Не получая никаких известий от главнокомандующего об исходе сражения генерал-лейтенант Пестель имел в виду, что турецкие войска от Евпатории могут подойти или занять Симферополь со стороны Тулата, или же он может быть занят войсками союзников, выигравших сражение на Алме (прямое расстояние от места битвы до Симферополя 50 верст), и наконец, что в Симферопольском казначействе хранится по случаю военного времени значительная сумма денег. Поэтому он решил: взять на подводах бумаги и даже часть архивов всех присутственных мест, а ровно все хранящиеся в казначействе суммы, выехать из города по Чонгарскому тракту и следовать по нем впредь до получения приказаний от главнокомандующего; охрану же денег казначейства следующих на подводах он возложил на Симферопольскую, тогда конную, жандармскую команду. Не могу теперь припомнить, какое было сделано распоряжение для охраны жителей относительно острога, арестантской роты. В городе оставался гарнизонный батальон, командир которого невольно делался и губернатором, и комендантом, и даже командующим войсками. В то время Симферополь заключл в себе не более 15 тысяч жителей, большая часть которых и бросилась вслед за отъезжающим губернатором с присутственными местами кто на лошадях, а большинство пешком, оставив все свое имущество на волю Божию. В праве ли был губернатор остановить это движение; в праве ли он был успокаивать, т.е. уговариватъ население оставаться на месте, не получая никаких известий от князя Меншикова на все свои вопросы? Можно себе представить, что происходило в городе по этому случаю! Оставлять все свое, годами и трудами нажитое, на произвол тяжело, без надежды увидеть его когда-либо!

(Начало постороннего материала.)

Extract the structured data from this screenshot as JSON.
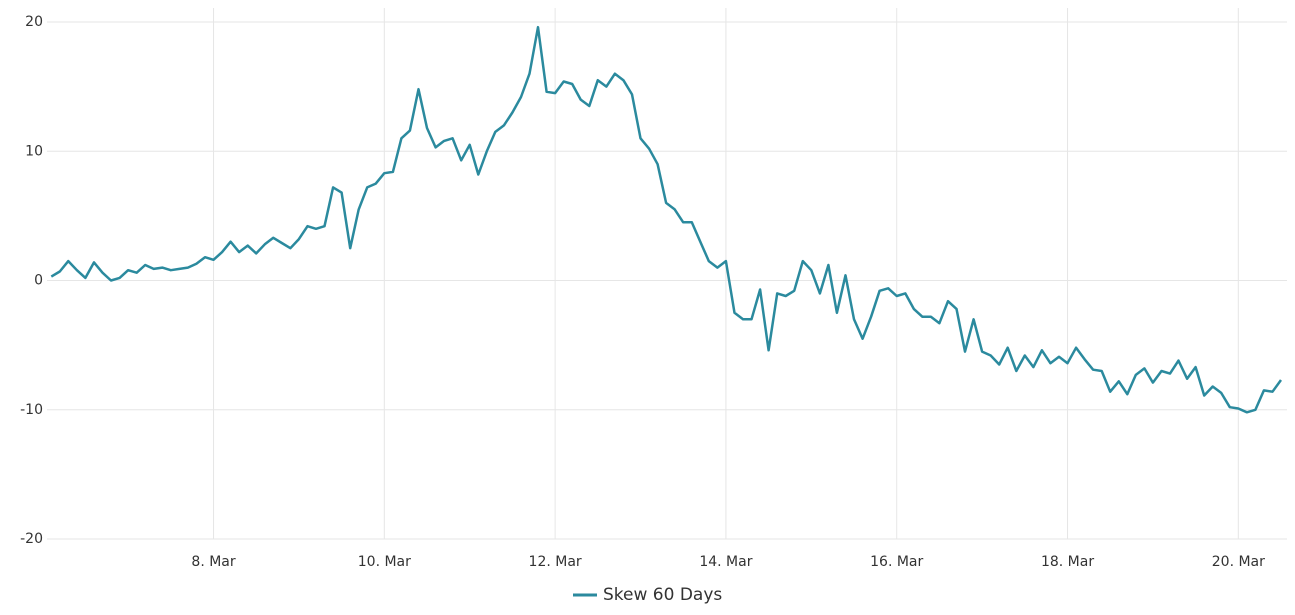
{
  "chart_data": {
    "type": "line",
    "x": [
      6.1,
      6.2,
      6.3,
      6.4,
      6.5,
      6.6,
      6.7,
      6.8,
      6.9,
      7.0,
      7.1,
      7.2,
      7.3,
      7.4,
      7.5,
      7.6,
      7.7,
      7.8,
      7.9,
      8.0,
      8.1,
      8.2,
      8.3,
      8.4,
      8.5,
      8.6,
      8.7,
      8.8,
      8.9,
      9.0,
      9.1,
      9.2,
      9.3,
      9.4,
      9.5,
      9.6,
      9.7,
      9.8,
      9.9,
      10.0,
      10.1,
      10.2,
      10.3,
      10.4,
      10.5,
      10.6,
      10.7,
      10.8,
      10.9,
      11.0,
      11.1,
      11.2,
      11.3,
      11.4,
      11.5,
      11.6,
      11.7,
      11.8,
      11.9,
      12.0,
      12.1,
      12.2,
      12.3,
      12.4,
      12.5,
      12.6,
      12.7,
      12.8,
      12.9,
      13.0,
      13.1,
      13.2,
      13.3,
      13.4,
      13.5,
      13.6,
      13.7,
      13.8,
      13.9,
      14.0,
      14.1,
      14.2,
      14.3,
      14.4,
      14.5,
      14.6,
      14.7,
      14.8,
      14.9,
      15.0,
      15.1,
      15.2,
      15.3,
      15.4,
      15.5,
      15.6,
      15.7,
      15.8,
      15.9,
      16.0,
      16.1,
      16.2,
      16.3,
      16.4,
      16.5,
      16.6,
      16.7,
      16.8,
      16.9,
      17.0,
      17.1,
      17.2,
      17.3,
      17.4,
      17.5,
      17.6,
      17.7,
      17.8,
      17.9,
      18.0,
      18.1,
      18.2,
      18.3,
      18.4,
      18.5,
      18.6,
      18.7,
      18.8,
      18.9,
      19.0,
      19.1,
      19.2,
      19.3,
      19.4,
      19.5,
      19.6,
      19.7,
      19.8,
      19.9,
      20.0,
      20.1,
      20.2,
      20.3,
      20.4,
      20.5
    ],
    "series": [
      {
        "name": "Skew 60 Days",
        "color": "#2b8a9e",
        "values": [
          0.3,
          0.7,
          1.5,
          0.8,
          0.2,
          1.4,
          0.6,
          0.0,
          0.2,
          0.8,
          0.6,
          1.2,
          0.9,
          1.0,
          0.8,
          0.9,
          1.0,
          1.3,
          1.8,
          1.6,
          2.2,
          3.0,
          2.2,
          2.7,
          2.1,
          2.8,
          3.3,
          2.9,
          2.5,
          3.2,
          4.2,
          4.0,
          4.2,
          7.2,
          6.8,
          2.5,
          5.5,
          7.2,
          7.5,
          8.3,
          8.4,
          11.0,
          11.6,
          14.8,
          11.8,
          10.3,
          10.8,
          11.0,
          9.3,
          10.5,
          8.2,
          10.0,
          11.5,
          12.0,
          13.0,
          14.2,
          16.0,
          19.6,
          14.6,
          14.5,
          15.4,
          15.2,
          14.0,
          13.5,
          15.5,
          15.0,
          16.0,
          15.5,
          14.4,
          11.0,
          10.2,
          9.0,
          6.0,
          5.5,
          4.5,
          4.5,
          3.0,
          1.5,
          1.0,
          1.5,
          -2.5,
          -3.0,
          -3.0,
          -0.7,
          -5.4,
          -1.0,
          -1.2,
          -0.8,
          1.5,
          0.8,
          -1.0,
          1.2,
          -2.5,
          0.4,
          -3.0,
          -4.5,
          -2.8,
          -0.8,
          -0.6,
          -1.2,
          -1.0,
          -2.2,
          -2.8,
          -2.8,
          -3.3,
          -1.6,
          -2.2,
          -5.5,
          -3.0,
          -5.5,
          -5.8,
          -6.5,
          -5.2,
          -7.0,
          -5.8,
          -6.7,
          -5.4,
          -6.4,
          -5.9,
          -6.4,
          -5.2,
          -6.1,
          -6.9,
          -7.0,
          -8.6,
          -7.8,
          -8.8,
          -7.3,
          -6.8,
          -7.9,
          -7.0,
          -7.2,
          -6.2,
          -7.6,
          -6.7,
          -8.9,
          -8.2,
          -8.7,
          -9.8,
          -9.9,
          -10.2,
          -10.0,
          -8.5,
          -8.6,
          -7.7
        ]
      }
    ],
    "xlim": [
      6.05,
      20.57
    ],
    "xticks": [
      {
        "value": 8,
        "label": "8. Mar"
      },
      {
        "value": 10,
        "label": "10. Mar"
      },
      {
        "value": 12,
        "label": "12. Mar"
      },
      {
        "value": 14,
        "label": "14. Mar"
      },
      {
        "value": 16,
        "label": "16. Mar"
      },
      {
        "value": 18,
        "label": "18. Mar"
      },
      {
        "value": 20,
        "label": "20. Mar"
      }
    ],
    "ylim": [
      -20,
      20
    ],
    "yticks": [
      -20,
      -10,
      0,
      10,
      20
    ],
    "grid": true,
    "legend": "bottom"
  }
}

Забыл я сказать, что полиция городская и уездная были оставлены в городе. Таким образом поезд этот в несколько тысяч жителей и, вероятно, около тысячи подвод, экипажей всякого калибра направился вслед за губернатором. Но надо помнить, что в те времена губернаторы были во мнении народа не теперешные. Тогда для народа губернатор представлялся наместником царским. Тут же ехали и казначейские деньги, окруженные конными жандармами, с начальником команды штабс-капитаном Николаем Михайловичем Вечесловым. На первом мостике, в полуверсте от города, опрокинулись телеги с делами Врачебной Управы, которых, конечно, никто не собирал.

Весь грех В. И. Пестеля заключался в том, что он не гарцовал на коне по городу, что и следовало, не показался никому в улицах, ни слова не сказал жителям, а сел в коляску вместе со своею фавориткою (женою одного из ЧИНОВНИКОВ, и направился во главе поезда. Это было доведено до сведения главнокомандующего.